Whether you know it or not, you could have dozens of LinkedIn sessions open on different computers and devices, leaving you vulnerable to hacks and even the risk of having your account shut down.

For example: In 2014, I taught a “LinkedIn for Sales” breakout session in another state on someone else’s computer.

It wasn’t until I got back home that night that I realized I hadn’t logged out of my own LinkedIn account on that person’s computer. The risk was enormous. Anyone could jump on that computer and message my network, putting both my reputation and community at risk.

That is when I learned that LinkedIn allows us to see everywhere we are logged in and the ability to sign out remotely.

But it isn’t just signing into other computers that put you at risk. If you have logged into Apps using LinkedIn, you may be signed in long after you have finished with that App!

Here is how to log out remotely:

Visit your active sessions page, you can see how many sessions you’re currently signed into.https://www.linkedin.com/settings/sessions

On that page, click see all review all of the devices that are signed in to your LinkedIn account, when you last signed in, what browser was used, the IP address, and the city and state the login occurred.

To manually view your sessions:

  1. Hover over your profile photo on the top right of your homepage and select Privacy & Settings.
  2. You may be prompted to sign in.
  3. Click Sign in & Security and scroll down to Where you’re signed in

To sign out of a session:

  1. Click Sign out to the right of the session you’d like to end.
  2. Click Sign out and type in your password to confirm.
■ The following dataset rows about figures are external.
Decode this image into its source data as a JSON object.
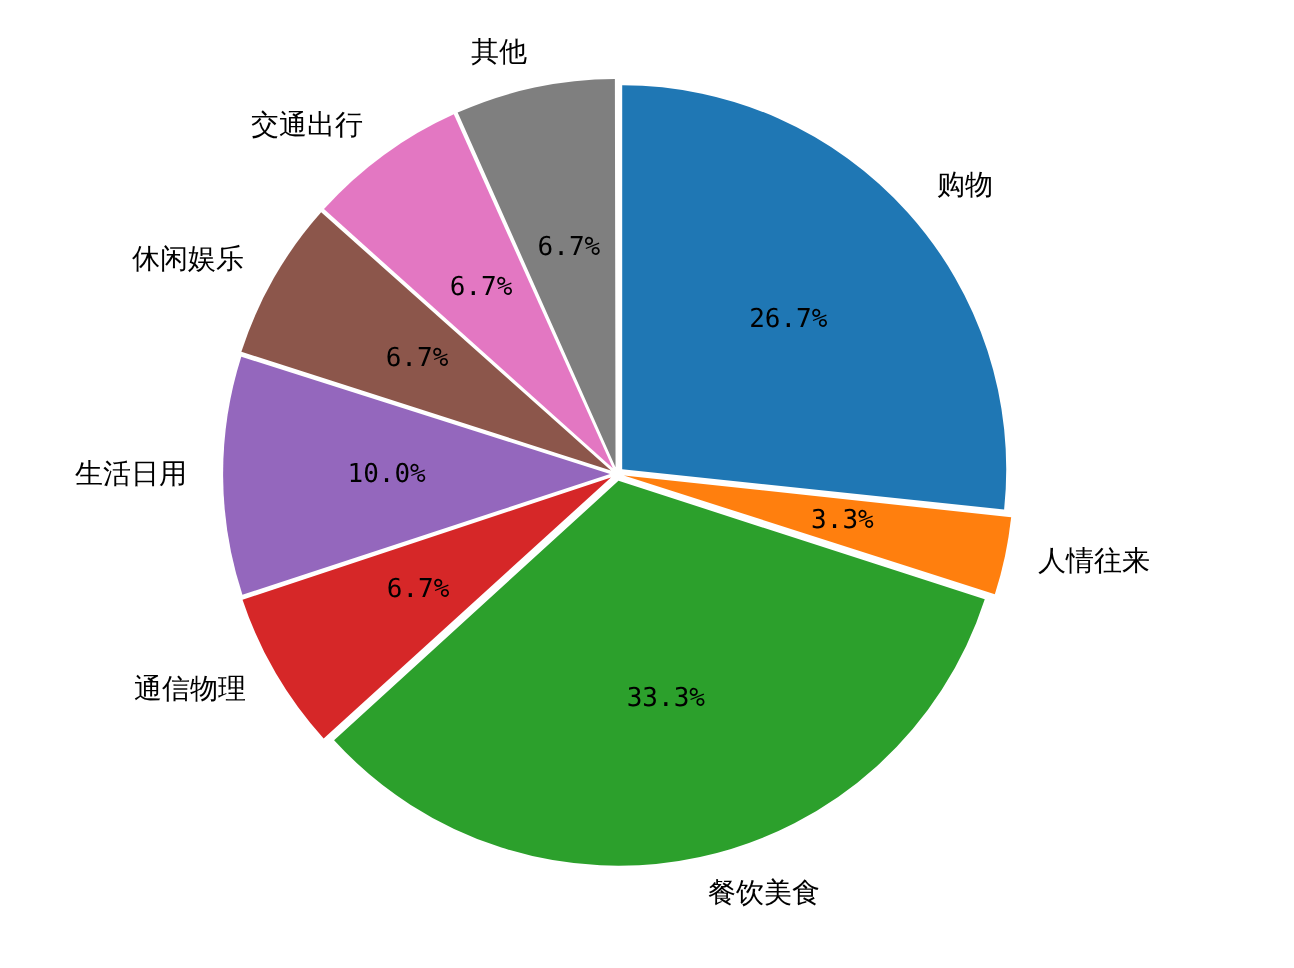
{
  "chart_data": {
    "type": "pie",
    "categories": [
      "购物",
      "人情往来",
      "餐饮美食",
      "通信物理",
      "生活日用",
      "休闲娱乐",
      "交通出行",
      "其他"
    ],
    "values": [
      26.7,
      3.3,
      33.3,
      6.7,
      10.0,
      6.7,
      6.7,
      6.7
    ],
    "value_labels": [
      "26.7%",
      "3.3%",
      "33.3%",
      "6.7%",
      "10.0%",
      "6.7%",
      "6.7%",
      "6.7%"
    ],
    "colors": [
      "#1f77b4",
      "#ff7f0e",
      "#2ca02c",
      "#d62728",
      "#9467bd",
      "#8c564b",
      "#e377c2",
      "#7f7f7f"
    ]
  }
}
To sign out of every active session (except your current one):

  1. Click Sign out of all these sessions at the top of your list.
  2. Click Sign out and type your password to confirm.

If you are logged into sessions in places you don’t recognize, consider changing your password! https://www.linkedin.com/psettings/change-password

BONUS: Below this Privacy feature, you will see Two-step verification. This is another security precaution as if someone tries to log into your account, a code will be sent to your email or mobile phone.